Optimism and solidarity were in the air on May Day.
For 112 years, May 1st has been a celebration of laborers and the working classes throughout the world. Known as “International Workers Day,” it is an important day for the movement that gave us the eight-hour workday, the minimum wage, trade unions, Social Security, and worker’s rights.
And on May 1st, 2022, the Green-Rainbow Party played a role in marking this progress and the people who helped achieve it, with a rally in Boston that drew nearly 300 people.
“I was encouraged that it was led by mostly young people,” said GRP Female Co-Chair Lois Gagnon of Belchertown. “I got the sense that they are really ready to take on the issues that are facing the working class, which as a ‘Boomer’ is so welcome. For a long time, people have felt defeated, but we’re seeing a lot of activism and a lot of groups that are not only emerging but coming together in a coalition.”
“There was fantastic energy and diversity, and the weather was perfect,” said GRP co-founder Mike Heichman of Dorchester. “The GRP stands in support of workers’ struggles.”
Sponsored by the Boston May Day Coalition, an alliance of more than a dozen organizations (including the GRP) staged a demonstration that lasted more than four hours. Beginning and ending on the steps of the State House, it included a march through the streets of Boston, stopping at symbolic locations where speakers gave brief speeches. The first speaker of the day was Gloria Caballero Roca, a GRP member from Holyoke and a candidate for State Auditor.
“Working-class people understand that this is a class war,” Gloria said in her address. “Our labor and our money are subsidizing the imperial and rapacious policies that hurt us all. We struggle for rights to unionize and collective bargaining while our tax dollars are transferred to the elite military-industrial complex.”
Gloria pointed out a “corrupt system” where “both Democrats and Republicans are not the solution to our problems,” citing important issues such as affordable housing, city infrastructure, universal childcare, and universal healthcare, underfunded public schools, and quality of air and water.
“We have the right to speak out for our labor, our money, our city, our barrio, our country, and our Mother Earth to be sustained,” Gloria said.

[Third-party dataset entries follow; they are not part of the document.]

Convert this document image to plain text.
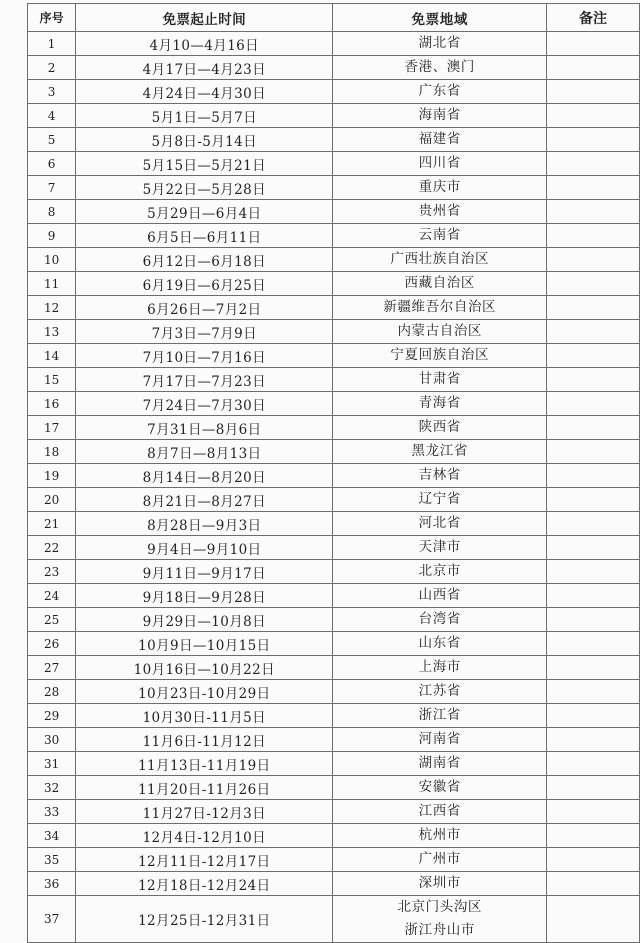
序号	免票起止时间	免票地域	备注
1	4月10—4月16日	湖北省	

2	4月17日—4月23日	香港、澳门	

3	4月24日—4月30日	广东省	

4	5月1日—5月7日	海南省	

5	5月8日-5月14日	福建省	

6	5月15日—5月21日	四川省	

7	5月22日—5月28日	重庆市	

8	5月29日—6月4日	贵州省	

9	6月5日—6月11日	云南省	

10	6月12日—6月18日	广西壮族自治区	

11	6月19日—6月25日	西藏自治区	

12	6月26日—7月2日	新疆维吾尔自治区	

13	7月3日—7月9日	内蒙古自治区	

14	7月10日—7月16日	宁夏回族自治区	

15	7月17日—7月23日	甘肃省	

16	7月24日—7月30日	青海省	

17	7月31日—8月6日	陕西省	

18	8月7日—8月13日	黑龙江省	

19	8月14日—8月20日	吉林省	

20	8月21日—8月27日	辽宁省	

21	8月28日—9月3日	河北省	

22	9月4日—9月10日	天津市	

23	9月11日—9月17日	北京市	

24	9月18日—9月28日	山西省	

25	9月29日—10月8日	台湾省	

26	10月9日—10月15日	山东省	

27	10月16日—10月22日	上海市	

28	10月23日-10月29日	江苏省	

29	10月30日-11月5日	浙江省	

30	11月6日-11月12日	河南省	

31	11月13日-11月19日	湖南省	

32	11月20日-11月26日	安徽省	

33	11月27日-12月3日	江西省	

34	12月4日-12月10日	杭州市	

35	12月11日-12月17日	广州市	

36	12月18日-12月24日	深圳市	

37	12月25日-12月31日	北京门头沟区
浙江舟山市	
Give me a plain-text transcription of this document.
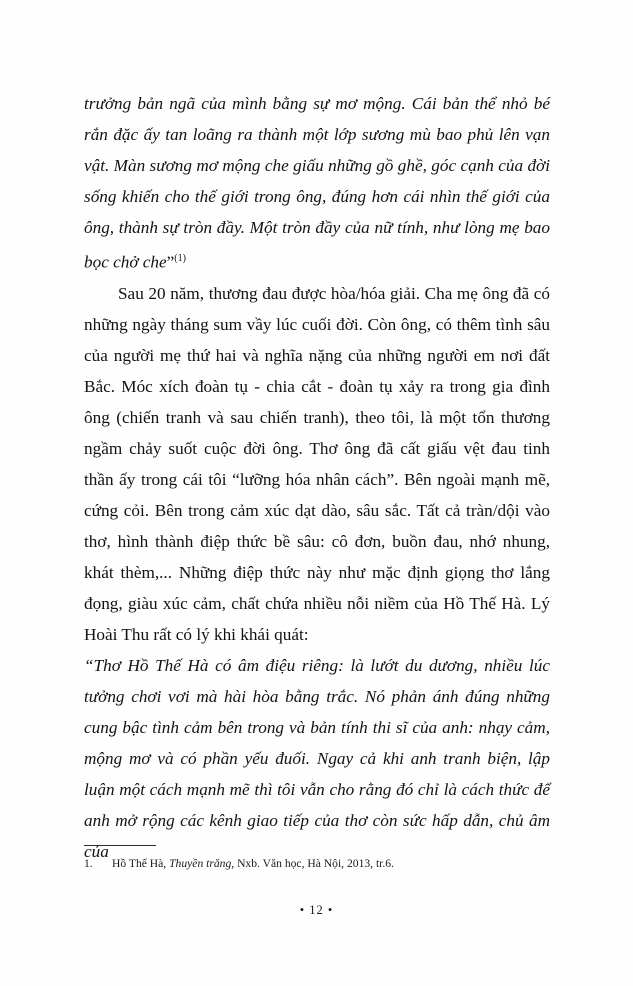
trưởng bản ngã của mình bằng sự mơ mộng. Cái bản thể nhỏ bé rắn đặc ấy tan loãng ra thành một lớp sương mù bao phủ lên vạn vật. Màn sương mơ mộng che giấu những gồ ghề, góc cạnh của đời sống khiến cho thế giới trong ông, đúng hơn cái nhìn thế giới của ông, thành sự tròn đầy. Một tròn đầy của nữ tính, như lòng mẹ bao bọc chở che”$^{(1)}$

Sau 20 năm, thương đau được hòa/hóa giải. Cha mẹ ông đã có những ngày tháng sum vầy lúc cuối đời. Còn ông, có thêm tình sâu của người mẹ thứ hai và nghĩa nặng của những người em nơi đất Bắc. Móc xích đoàn tụ - chia cắt - đoàn tụ xảy ra trong gia đình ông (chiến tranh và sau chiến tranh), theo tôi, là một tổn thương ngầm chảy suốt cuộc đời ông. Thơ ông đã cất giấu vệt đau tinh thần ấy trong cái tôi “lưỡng hóa nhân cách”. Bên ngoài mạnh mẽ, cứng cỏi. Bên trong cảm xúc dạt dào, sâu sắc. Tất cả tràn/dội vào thơ, hình thành điệp thức bề sâu: cô đơn, buồn đau, nhớ nhung, khát thèm,... Những điệp thức này như mặc định giọng thơ lắng đọng, giàu xúc cảm, chất chứa nhiều nỗi niềm của Hồ Thế Hà. Lý Hoài Thu rất có lý khi khái quát:

“Thơ Hồ Thế Hà có âm điệu riêng: là lướt du dương, nhiều lúc tưởng chơi vơi mà hài hòa bằng trắc. Nó phản ánh đúng những cung bậc tình cảm bên trong và bản tính thi sĩ của anh: nhạy cảm, mộng mơ và có phần yếu đuối. Ngay cả khi anh tranh biện, lập luận một cách mạnh mẽ thì tôi vẫn cho rằng đó chỉ là cách thức để anh mở rộng các kênh giao tiếp của thơ còn sức hấp dẫn, chủ âm của

1.	Hồ Thế Hà, Thuyền trăng, Nxb. Văn học, Hà Nội, 2013, tr.6.
• 12 •
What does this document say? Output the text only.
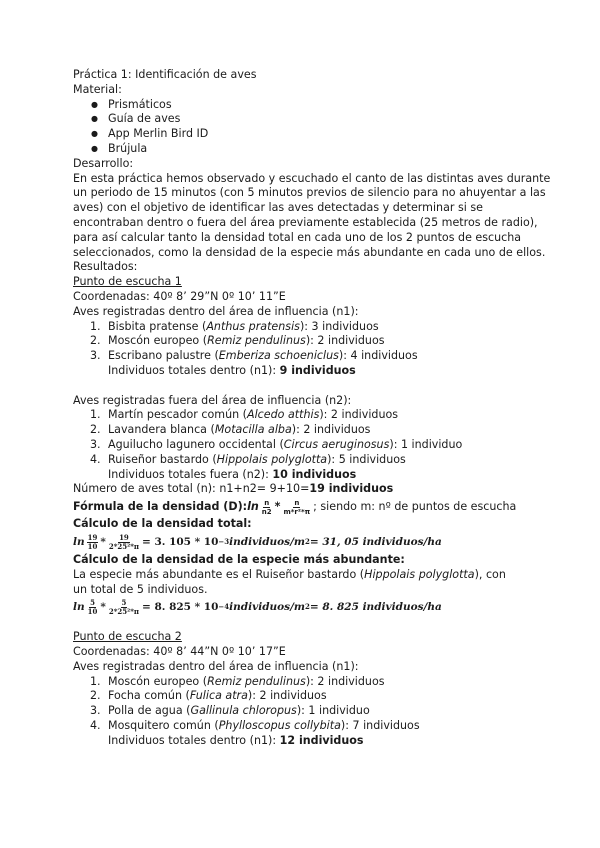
Práctica 1: Identificación de aves
Material:
● Prismáticos
● Guía de aves
● App Merlin Bird ID
● Brújula
Desarrollo:
En esta práctica hemos observado y escuchado el canto de las distintas aves durante un periodo de 15 minutos (con 5 minutos previos de silencio para no ahuyentar a las aves) con el objetivo de identificar las aves detectadas y determinar si se encontraban dentro o fuera del área previamente establecida (25 metros de radio), para así calcular tanto la densidad total en cada uno de los 2 puntos de escucha seleccionados, como la densidad de la especie más abundante en cada uno de ellos.
Resultados:
Punto de escucha 1
Coordenadas: 40º 8’ 29”N 0º 10’ 11”E
Aves registradas dentro del área de influencia (n1):
1. Bisbita pratense (Anthus pratensis): 3 individuos
2. Moscón europeo (Remiz pendulinus): 2 individuos
3. Escribano palustre (Emberiza schoeniclus): 4 individuos
Individuos totales dentro (n1): 9 individuos
Aves registradas fuera del área de influencia (n2):
1. Martín pescador común (Alcedo atthis): 2 individuos
2. Lavandera blanca (Motacilla alba): 2 individuos
3. Aguilucho lagunero occidental (Circus aeruginosus): 1 individuo
4. Ruiseñor bastardo (Hippolais polyglotta): 5 individuos
Individuos totales fuera (n2): 10 individuos
Número de aves total (n): n1+n2= 9+10=19 individuos
Fórmula de la densidad (D): $\ln \frac{n}{n2} * \frac{n}{\text{m*r²*π}}$ ; siendo m: nº de puntos de escucha
Cálculo de la densidad total:
$\ln \frac{19}{10} * \frac{19}{\text{2*25²*π}} = 3$. 105 * 10 −3 individuos/m 2 = 31, 05 individuos/ha
Cálculo de la densidad de la especie más abundante:
La especie más abundante es el Ruiseñor bastardo (Hippolais polyglotta), con
un total de 5 individuos.
$\ln \frac{5}{10} * \frac{5}{\text{2*25²*π}} = 8$. 825 * 10 −4 individuos/m 2 = 8. 825 individuos/ha
Punto de escucha 2
Coordenadas: 40º 8’ 44”N 0º 10’ 17”E
Aves registradas dentro del área de influencia (n1):
1. Moscón europeo (Remiz pendulinus): 2 individuos
2. Focha común (Fulica atra): 2 individuos
3. Polla de agua (Gallinula chloropus): 1 individuo
4. Mosquitero común (Phylloscopus collybita): 7 individuos
Individuos totales dentro (n1): 12 individuos
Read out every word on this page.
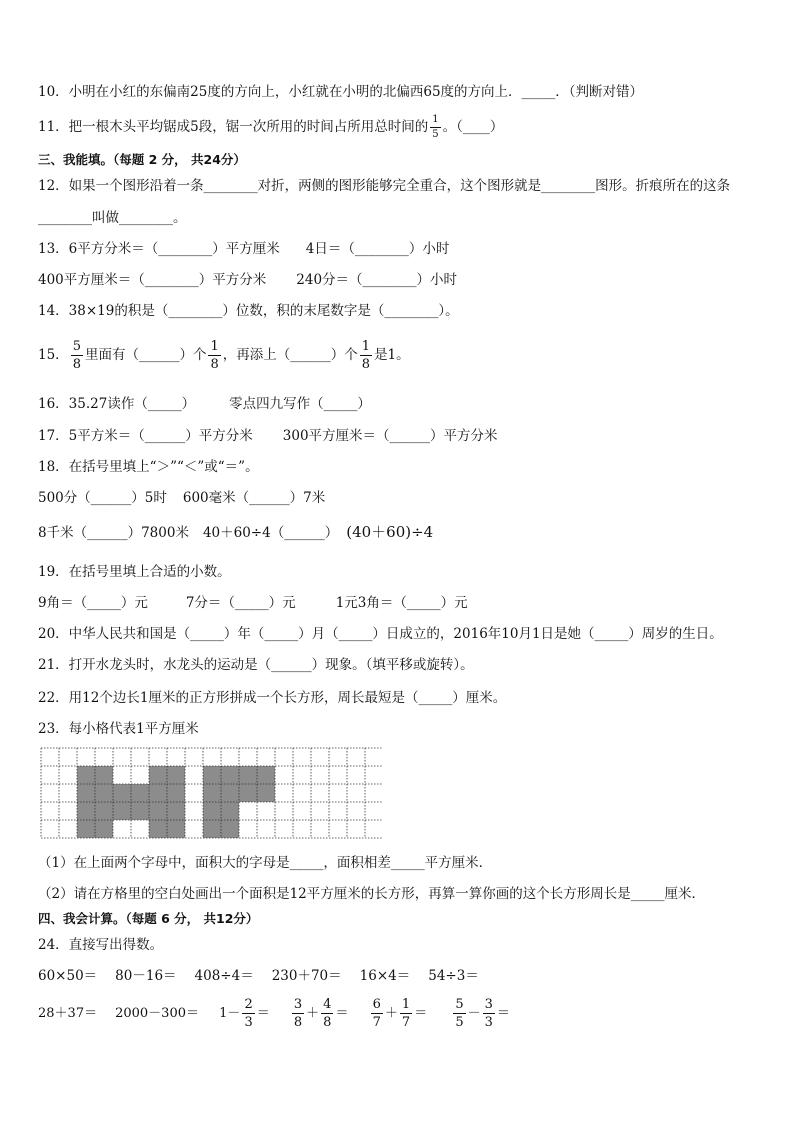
10．小明在小红的东偏南25度的方向上，小红就在小明的北偏西65度的方向上．_____．（判断对错）
11．把一根木头平均锯成5段，锯一次所用的时间占所用总时间的 $\frac{1}{5}$ 。（____）
三、我能填。（每题 2 分， 共24分）
12．如果一个图形沿着一条________对折，两侧的图形能够完全重合，这个图形就是________图形。折痕所在的这条
________叫做________。
13．6平方分米＝（________）平方厘米 4日＝（________）小时
400平方厘米＝（________）平方分米 240分＝（________）小时
14．38×19的积是（________）位数，积的末尾数字是（________）。
15． $\frac{5}{8}$ 里面有（______）个 $\frac{1}{8}$ ，再添上（______）个 $\frac{1}{8}$ 是1。
16．35.27读作（_____）	零点四九写作（_____）
17．5平方米＝（______）平方分米 300平方厘米＝（______）平方分米
18．在括号里填上“＞”“＜”或“＝”。
500分（______）5时 600毫米（______）7米
8千米（______）7800米 40＋60÷4（______） (40＋60)÷4
19．在括号里填上合适的小数。
9角＝（_____）元	7分＝（_____）元	1元3角＝（_____）元
20．中华人民共和国是（_____）年（_____）月（_____）日成立的，2016年10月1日是她（_____）周岁的生日。
21．打开水龙头时，水龙头的运动是（______）现象。（填平移或旋转）。
22．用12个边长1厘米的正方形拼成一个长方形，周长最短是（_____）厘米。
23．每小格代表1平方厘米
（1）在上面两个字母中，面积大的字母是_____，面积相差_____平方厘米．
（2）请在方格里的空白处画出一个面积是12平方厘米的长方形，再算一算你画的这个长方形周长是_____厘米．
四、我会计算。（每题 6 分， 共12分）
24．直接写出得数。
60×50＝ 80－16＝ 408÷4＝ 230＋70＝ 16×4＝ 54÷3＝
$28+37= 2000-300= 1- \frac{2}{3} = \frac{3}{8} + \frac{4}{8} = \frac{6}{7} + \frac{1}{7} = \frac{5}{5} - \frac{3}{3}$ ＝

“This May Day was a coalescing of like-minded, radical, progressive, independent forces very different from the Democratic Party,” Heichman said.
Stops along the march included banks, healthcare facilities, a Starbucks, a Registry of Motor Vehicles, Faneuil Hall, Government Center, and Boston City Hall. In addition to international worker’s issues, the event also brought attention to Public Education, Immigrant Rights, Peace and Opposition to the Ukraine War, the Climate Crisis, Healthcare, and Racism.
“The Boston May Day Coalition is an important organization,” Heichman said. “The GRP will continue to play an important role in the future of this group.”
May Day was first celebrated as a “great international demonstration” on May 1st, 1890, commemorating the Haymarket Affair in Chicago, which took place four years before. The Haymarket Affair began as a general strike on May 1st in favor of an eight-hour workday but culminated in a violent melee on May 4th with the deaths of seven police officers and four civilians. The date was selected by the Second International (in Paris) in 1889 and was observed in the United States, most of Europe, Chile, and Peru. In addition to being Socialist and anti-Capitalist, it embodies the class demands of the proletariat and universal peace. Since 1887, the countries of North America officially celebrate Labor Day on the first Monday in September.
The struggle continues. See you May 1st, 2023.